Day 1 With Pomodoro

For some of the other things we did during our team retreat a few weeks ago, each team member had to give a short presentation on a professional development topic. I chose to present on Pomodoro, a time management technique used to help focus and mitigate distractions while working. Since then I’ve tried pomodoro out myself, here’s a few notes from my first few days.

What is Pomodoro?

The basic concept of Pomodoro is to break your work day up into 25-ish minute increments, with short (3 to 5 minute) breaks inbetween. After a set of pomodori (usually 4 in a row), you take an extended 30 minute break. In addition, you spend a bit of time at the beginning of each day planning out your “to do list” as well as at the end of every day writing down your “review”.

While working throughout the day, you work in 25 minute intervals. During this time, you’re supposed to focus on one specific activity. If you’re interrupted by anything or anyone, you deal with the interruption by writing it down and scheduling a time to address the issue. If the interruption is critical and can’t be scheduled, you can “abandon” your pomodoro and start a new one when you have a chance – this way the impact interruptions have on your workday are reflected in the number of pomodori you complete in a day. It also forces you to think critically about interruptions and if they need to be addressed “right now”.

Technique

I use a notebook and paper to keep track of my daily to do list, and an app on my windows phone called “Focusin” to keep track of 25-minute increments. Focusin is geared towards pomodoro users, and it works pretty well – the odd bug, but nothing too critical that prevents you from using it. The Pomodoro website recommends focusing on non-technology tools in order to prevent distraction – you can spend a whole pomodoro fiddling with settings in an app if you really wanted to.
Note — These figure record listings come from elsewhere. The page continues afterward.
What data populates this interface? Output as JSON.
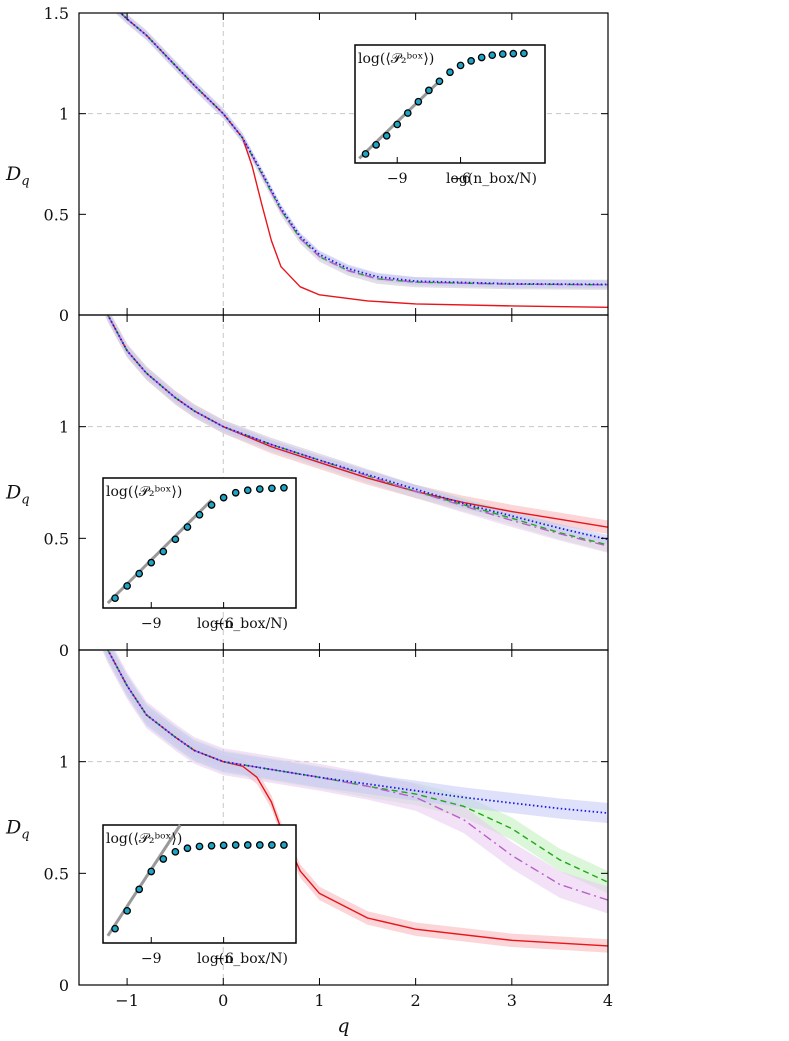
{
  "chart_data": {
    "type": "line",
    "xlabel": "q",
    "ylabel": "D_q",
    "xlim": [
      -1.5,
      4
    ],
    "x_ticks": [
      "−1",
      "0",
      "1",
      "2",
      "3",
      "4"
    ],
    "grid": "dashed reference lines at q = 0 and D_q = 1",
    "series_styles": [
      {
        "id": "red",
        "color": "#e8141b",
        "style": "solid",
        "band": "#f7b3b6"
      },
      {
        "id": "green",
        "color": "#1fa818",
        "style": "dashed",
        "band": "#bfeeb9"
      },
      {
        "id": "violet",
        "color": "#b860c8",
        "style": "dash-dot",
        "band": "#e8c8f0"
      },
      {
        "id": "blue",
        "color": "#1a1adf",
        "style": "dotted",
        "band": "#c4c8f7"
      }
    ],
    "panels": [
      {
        "name": "top",
        "ylim": [
          0,
          1.5
        ],
        "y_ticks": [
          {
            "v": 0,
            "label": "0"
          },
          {
            "v": 0.5,
            "label": "0.5"
          },
          {
            "v": 1,
            "label": "1"
          },
          {
            "v": 1.5,
            "label": "1.5"
          }
        ],
        "series": [
          {
            "id": "red",
            "x": [
              -1.5,
              -1.2,
              -1,
              -0.8,
              -0.5,
              -0.3,
              0,
              0.2,
              0.3,
              0.4,
              0.5,
              0.6,
              0.8,
              1,
              1.5,
              2,
              3,
              4
            ],
            "y": [
              1.78,
              1.56,
              1.47,
              1.39,
              1.24,
              1.14,
              1.0,
              0.88,
              0.74,
              0.55,
              0.37,
              0.24,
              0.14,
              0.1,
              0.07,
              0.055,
              0.045,
              0.038
            ],
            "band": 0
          },
          {
            "id": "green",
            "x": [
              -1.5,
              -1.2,
              -1,
              -0.8,
              -0.5,
              -0.3,
              0,
              0.2,
              0.4,
              0.6,
              0.8,
              1,
              1.3,
              1.6,
              2,
              3,
              4
            ],
            "y": [
              1.78,
              1.56,
              1.47,
              1.39,
              1.24,
              1.14,
              1.0,
              0.88,
              0.7,
              0.52,
              0.38,
              0.29,
              0.22,
              0.18,
              0.163,
              0.153,
              0.15
            ],
            "band": 0.025
          },
          {
            "id": "violet",
            "x": [
              -1.5,
              -1.2,
              -1,
              -0.8,
              -0.5,
              -0.3,
              0,
              0.2,
              0.4,
              0.6,
              0.8,
              1,
              1.3,
              1.6,
              2,
              3,
              4
            ],
            "y": [
              1.78,
              1.56,
              1.47,
              1.39,
              1.24,
              1.14,
              1.0,
              0.88,
              0.7,
              0.52,
              0.38,
              0.29,
              0.22,
              0.18,
              0.163,
              0.153,
              0.15
            ],
            "band": 0.025
          },
          {
            "id": "blue",
            "x": [
              -1.5,
              -1.2,
              -1,
              -0.8,
              -0.5,
              -0.3,
              0,
              0.2,
              0.4,
              0.6,
              0.8,
              1,
              1.3,
              1.6,
              2,
              3,
              4
            ],
            "y": [
              1.78,
              1.56,
              1.47,
              1.39,
              1.24,
              1.14,
              1.0,
              0.88,
              0.71,
              0.53,
              0.39,
              0.3,
              0.23,
              0.19,
              0.168,
              0.155,
              0.152
            ],
            "band": 0.02
          }
        ],
        "inset": {
          "position": "top-right",
          "ylabel": "log(⟨𝒫₂ᵇᵒˣ⟩)",
          "xlabel": "log(n_box/N)",
          "x_ticks": [
            "−9",
            "−6"
          ],
          "x": [
            -10.5,
            -10,
            -9.5,
            -9,
            -8.5,
            -8,
            -7.5,
            -7,
            -6.5,
            -6,
            -5.5,
            -5,
            -4.5,
            -4,
            -3.5,
            -3
          ],
          "y": [
            -8.8,
            -8.4,
            -8.0,
            -7.5,
            -7.0,
            -6.5,
            -6.0,
            -5.6,
            -5.2,
            -4.9,
            -4.7,
            -4.55,
            -4.45,
            -4.4,
            -4.38,
            -4.37
          ],
          "fit_line": [
            {
              "x": -10.8,
              "y": -9.0
            },
            {
              "x": -6.9,
              "y": -5.5
            }
          ]
        }
      },
      {
        "name": "middle",
        "ylim": [
          0,
          1.5
        ],
        "y_ticks": [
          {
            "v": 0,
            "label": "0"
          },
          {
            "v": 0.5,
            "label": "0.5"
          },
          {
            "v": 1,
            "label": "1"
          }
        ],
        "series": [
          {
            "id": "red",
            "x": [
              -1.5,
              -1.2,
              -1.1,
              -1,
              -0.8,
              -0.5,
              -0.3,
              0,
              0.5,
              1,
              1.5,
              2,
              2.5,
              3,
              3.5,
              4
            ],
            "y": [
              1.8,
              1.5,
              1.42,
              1.34,
              1.24,
              1.13,
              1.07,
              1.0,
              0.91,
              0.84,
              0.77,
              0.71,
              0.66,
              0.62,
              0.585,
              0.55
            ],
            "band": 0.03
          },
          {
            "id": "green",
            "x": [
              -1.5,
              -1.2,
              -1.1,
              -1,
              -0.8,
              -0.5,
              -0.3,
              0,
              0.5,
              1,
              1.5,
              2,
              2.5,
              3,
              3.5,
              4
            ],
            "y": [
              1.8,
              1.5,
              1.42,
              1.34,
              1.24,
              1.13,
              1.07,
              1.0,
              0.92,
              0.85,
              0.78,
              0.71,
              0.65,
              0.59,
              0.525,
              0.47
            ],
            "band": 0.03
          },
          {
            "id": "violet",
            "x": [
              -1.5,
              -1.2,
              -1.1,
              -1,
              -0.8,
              -0.5,
              -0.3,
              0,
              0.5,
              1,
              1.5,
              2,
              2.5,
              3,
              3.5,
              4
            ],
            "y": [
              1.8,
              1.5,
              1.42,
              1.34,
              1.24,
              1.13,
              1.07,
              1.0,
              0.92,
              0.85,
              0.78,
              0.71,
              0.645,
              0.58,
              0.52,
              0.465
            ],
            "band": 0.03
          },
          {
            "id": "blue",
            "x": [
              -1.5,
              -1.2,
              -1.1,
              -1,
              -0.8,
              -0.5,
              -0.3,
              0,
              0.5,
              1,
              1.5,
              2,
              2.5,
              3,
              3.5,
              4
            ],
            "y": [
              1.8,
              1.5,
              1.42,
              1.34,
              1.24,
              1.13,
              1.07,
              1.0,
              0.92,
              0.85,
              0.785,
              0.72,
              0.655,
              0.6,
              0.545,
              0.495
            ],
            "band": 0.02
          }
        ],
        "inset": {
          "position": "bottom-left",
          "ylabel": "log(⟨𝒫₂ᵇᵒˣ⟩)",
          "xlabel": "log(n_box/N)",
          "x_ticks": [
            "−9",
            "−6"
          ],
          "x": [
            -10.5,
            -10,
            -9.5,
            -9,
            -8.5,
            -8,
            -7.5,
            -7,
            -6.5,
            -6,
            -5.5,
            -5,
            -4.5,
            -4,
            -3.5
          ],
          "y": [
            -8.9,
            -8.4,
            -7.9,
            -7.45,
            -7.0,
            -6.5,
            -6.0,
            -5.5,
            -5.1,
            -4.8,
            -4.6,
            -4.5,
            -4.45,
            -4.42,
            -4.4
          ],
          "fit_line": [
            {
              "x": -10.8,
              "y": -9.1
            },
            {
              "x": -6.5,
              "y": -4.9
            }
          ]
        }
      },
      {
        "name": "bottom",
        "ylim": [
          0,
          1.5
        ],
        "y_ticks": [
          {
            "v": 0,
            "label": "0"
          },
          {
            "v": 0.5,
            "label": "0.5"
          },
          {
            "v": 1,
            "label": "1"
          }
        ],
        "series": [
          {
            "id": "red",
            "x": [
              -1.5,
              -1.2,
              -1.1,
              -1,
              -0.8,
              -0.5,
              -0.3,
              0,
              0.2,
              0.35,
              0.5,
              0.6,
              0.8,
              1,
              1.5,
              2,
              3,
              4
            ],
            "y": [
              1.8,
              1.5,
              1.42,
              1.34,
              1.21,
              1.11,
              1.05,
              1.0,
              0.98,
              0.93,
              0.82,
              0.7,
              0.51,
              0.41,
              0.3,
              0.25,
              0.2,
              0.175
            ],
            "band": 0.03
          },
          {
            "id": "green",
            "x": [
              -1.5,
              -1.2,
              -1.1,
              -1,
              -0.8,
              -0.5,
              -0.3,
              0,
              0.5,
              1,
              1.5,
              2,
              2.5,
              3,
              3.5,
              4
            ],
            "y": [
              1.8,
              1.5,
              1.42,
              1.34,
              1.21,
              1.11,
              1.05,
              1.0,
              0.965,
              0.93,
              0.89,
              0.855,
              0.8,
              0.7,
              0.56,
              0.46
            ],
            "band": 0.05
          },
          {
            "id": "violet",
            "x": [
              -1.5,
              -1.2,
              -1.1,
              -1,
              -0.8,
              -0.5,
              -0.3,
              0,
              0.5,
              1,
              1.5,
              2,
              2.5,
              3,
              3.5,
              4
            ],
            "y": [
              1.8,
              1.5,
              1.42,
              1.34,
              1.21,
              1.11,
              1.05,
              1.0,
              0.965,
              0.93,
              0.89,
              0.84,
              0.74,
              0.58,
              0.45,
              0.38
            ],
            "band": 0.06
          },
          {
            "id": "blue",
            "x": [
              -1.5,
              -1.2,
              -1.1,
              -1,
              -0.8,
              -0.5,
              -0.3,
              0,
              0.5,
              1,
              1.5,
              2,
              2.5,
              3,
              3.5,
              4
            ],
            "y": [
              1.8,
              1.5,
              1.42,
              1.34,
              1.21,
              1.11,
              1.05,
              1.0,
              0.965,
              0.93,
              0.9,
              0.87,
              0.84,
              0.815,
              0.79,
              0.77
            ],
            "band": 0.045
          }
        ],
        "inset": {
          "position": "bottom-left",
          "ylabel": "log(⟨𝒫₂ᵇᵒˣ⟩)",
          "xlabel": "log(n_box/N)",
          "x_ticks": [
            "−9",
            "−6"
          ],
          "x": [
            -10.5,
            -10,
            -9.5,
            -9,
            -8.5,
            -8,
            -7.5,
            -7,
            -6.5,
            -6,
            -5.5,
            -5,
            -4.5,
            -4,
            -3.5
          ],
          "y": [
            -9.5,
            -9.0,
            -8.4,
            -7.9,
            -7.55,
            -7.35,
            -7.25,
            -7.2,
            -7.18,
            -7.17,
            -7.16,
            -7.16,
            -7.16,
            -7.16,
            -7.16
          ],
          "fit_line": [
            {
              "x": -10.8,
              "y": -9.7
            },
            {
              "x": -7.8,
              "y": -6.6
            }
          ]
        }
      }
    ]
  }
}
To do my reviews and activity log, I setup a quick excel spreadsheet. At the end of every day, I fill my activity log with outstanding tasks that I didn’t complete or thought of throughout the day. I also draft up a quick summary of the day – date, appx start time, activity type, activity description, pomodoros completed, and internal and external interruptions. This with a quick line graph gives a good visual summary of progress.

Day 1

My focus for my very first pomodoro day was to just keep track of metrics. I created a quick todo sheet and started working. At the end of the day I was pretty surprised with the result: I had only completed 8 pomodoro in 8 hours! If you work it out, that’s only a solid 4 hours of work (with minor breaks). Now, this isn’t saying I wasn’t working the whole time, all it really indicates is how much I was able to work without interruption – I had also racked up 13 “external interruptions” throughout the day. Another factor was timing – I found myself reluctant to start a new pomodoro before lunch or scheduled meetings.

I also ended up adding about 8 activities to my activity log at the end of the day – good seed data for tomorrow’s to do list.

Day 2

I used the shock of day 1’s pomodoro count to motivate myself to plan my day better. I filled my to do list with yesterday’s activity log and went from there. The end result: 10 pomodoros, 8 external interruptions, and 9 internal interruptions.

Lessons learned so far

As I already said, I’ve been made more concious of how I plan my day as a result of the review process at the end of the day. I’ve been scheduling my work so that I end closer to the beginning of lunch & scheduled meetings in order to avoid any of that “well I just have to stop in 10 minutes anyways” feelings that is common in office work.

Another neat side effect of having to log and reschedule interruptions is I’m avoiding spending “compiling time” on twitter and websites. When working with a solution that can take 5+ minutes to compile it’s pretty easy to check twitter “just for a sec” and then find yourself drifting off to distraction land. By making yourself conciously aware that you’re distracted (marking it down on the to do list) it makes it a lot harder to justify doing those things. That being said, I’m not sure what to do with my “CPU is locked up for 5 minutes while compiling” time that would be most effective yet.

My teammates have been pretty supportive of trying Pomodoro so far as well, rescheduling their interruptions for my 5 minute / long breaks.

Next Steps

Once I get a better handle on pomodoro and making the most of it, there’s a few advanced techniques to try. One I’m interested in is the timetable concept – pre-scheduling pomodoros into your day. I’ve kind of started this informally by scheduling around meetings and lunch, but by making it more formal you can really get the most out of your workday.

Another technique I’m going to try is the “pomodoro review”, where you review your pomodoros and sets at the beginning and end of each one. This is supposed to help with memory retention and help focus your activity by naming exactly what you’re planning on doing in the next 25 minutes / 4 pomodori.